The resurfacing of Via del Corso, the spine of the historic shopping district, was deliberately postponed to 2026 to avoid disrupting commerce during the Holy Year. As of this writing the work is ongoing. The same applies to Via Cola di Rienzo, the main shopping street of Prati, and Via Crescenzio, which feeds into it. The historic paving of Borgo Pio and Borgo Angelico, the medieval streets between Castel Sant'Angelo and the Vatican, is still being addressed in lots.
There have also been complaints. The traffic that used to flow through Piazza Pia now goes around it. Some residents in neighborhoods east of the Tiber have reported shifted congestion patterns. The pedestrianizations created big new open spaces; some of the traffic flow moved elsewhere.
The Ponte di Ferro in Ostiense, partially closed since the 2021 fire, finally reopened, but only after fourteen months of consolidation works that disrupted the entire southeast traffic quadrant.
None of this takes away from what was achieved. It does mean the simplest framing of "Rome rebuilt for 2025" overstates the pace. The more accurate version: a handful of showpieces finished in time for the Holy Door opening, a substantial second wave finishing through 2026, and additional work that will continue beyond it.
A half-day walking itinerary
If you want to see the results without organizing your day around them, here's a roughly two-hour walk that touches the major Jubilee-era pieces and finishes at St. Peter's. Best done late afternoon, when the light on the travertine is at its strongest and the day-tripper crowds have thinned.
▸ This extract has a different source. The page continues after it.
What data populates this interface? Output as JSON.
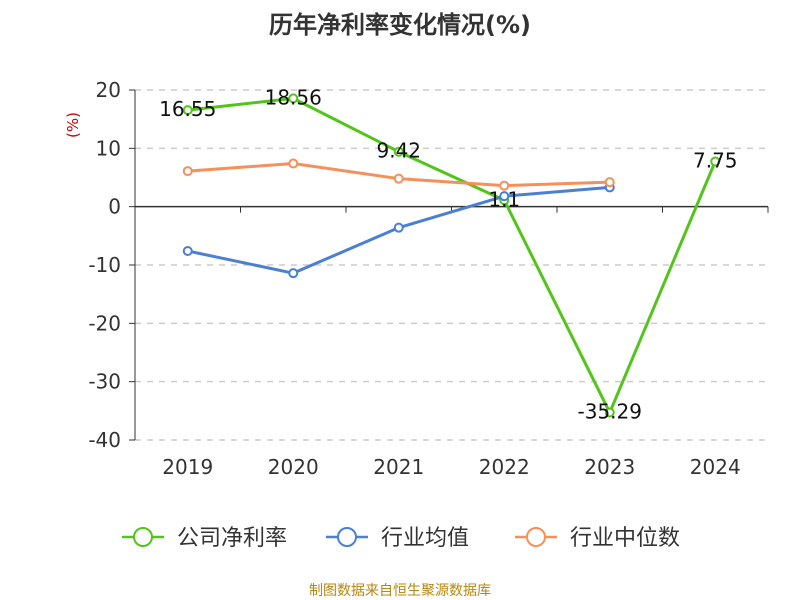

Start at Castel Sant'Angelo. Walk across Ponte Sant'Angelo (the Bernini-angel bridge), then continue straight onto the new pedestrian surface of Piazza Pia. Take a minute at the fountains; the basilica dome lines up directly down Via della Conciliazione from here, and the photographic angle is the best it's been in 25 years now that there are no cars in the foreground.
Continue west on Via della Conciliazione. The street itself is one of the more controversial pieces of Roman urbanism. It was carved through a dense medieval neighborhood in the 1930s to create a processional approach to the basilica, a decision the architectural community has debated ever since. The pedestrian experience post-Jubilee is more coherent than it was, and some of the buildings facing the street have had their facades cleaned.
Cut north into Borgo Pio at any of the side streets (Borgo Vittorio, Borgo Sant'Angelo). This medieval quarter is where the artisans and souvenir sellers actually live. The paving work is ongoing here, so you'll dodge some construction. The compensation is genuine neighborhood character that you don't get on Via della Conciliazione.
Loop back to St. Peter's Square. Skip the line if you have a Vatican Museums booking; otherwise just sit on Bernini's colonnade and watch the basilica until the light fades. If you want to make a half-day of it, add an early visit to the Vatican Museums in the morning before this walk.
For context on what closed when the Jubilee ended, our post-Jubilee overview covers the Holy Doors and the broader picture.
One note for 2028 readers
The Roman patina returns. Cleaned travertine darkens within five to seven years. The new pavement of Piazza Pia will start collecting cigarette ash and chewing gum stains by 2027. The trees in Piazza dei Cinquecento will mature and lose their pristine look within a decade. The version of Rome on foot in spring 2026 is not the permanent one. It's the just-restored one, and there is something to be said for catching a city in that brief window.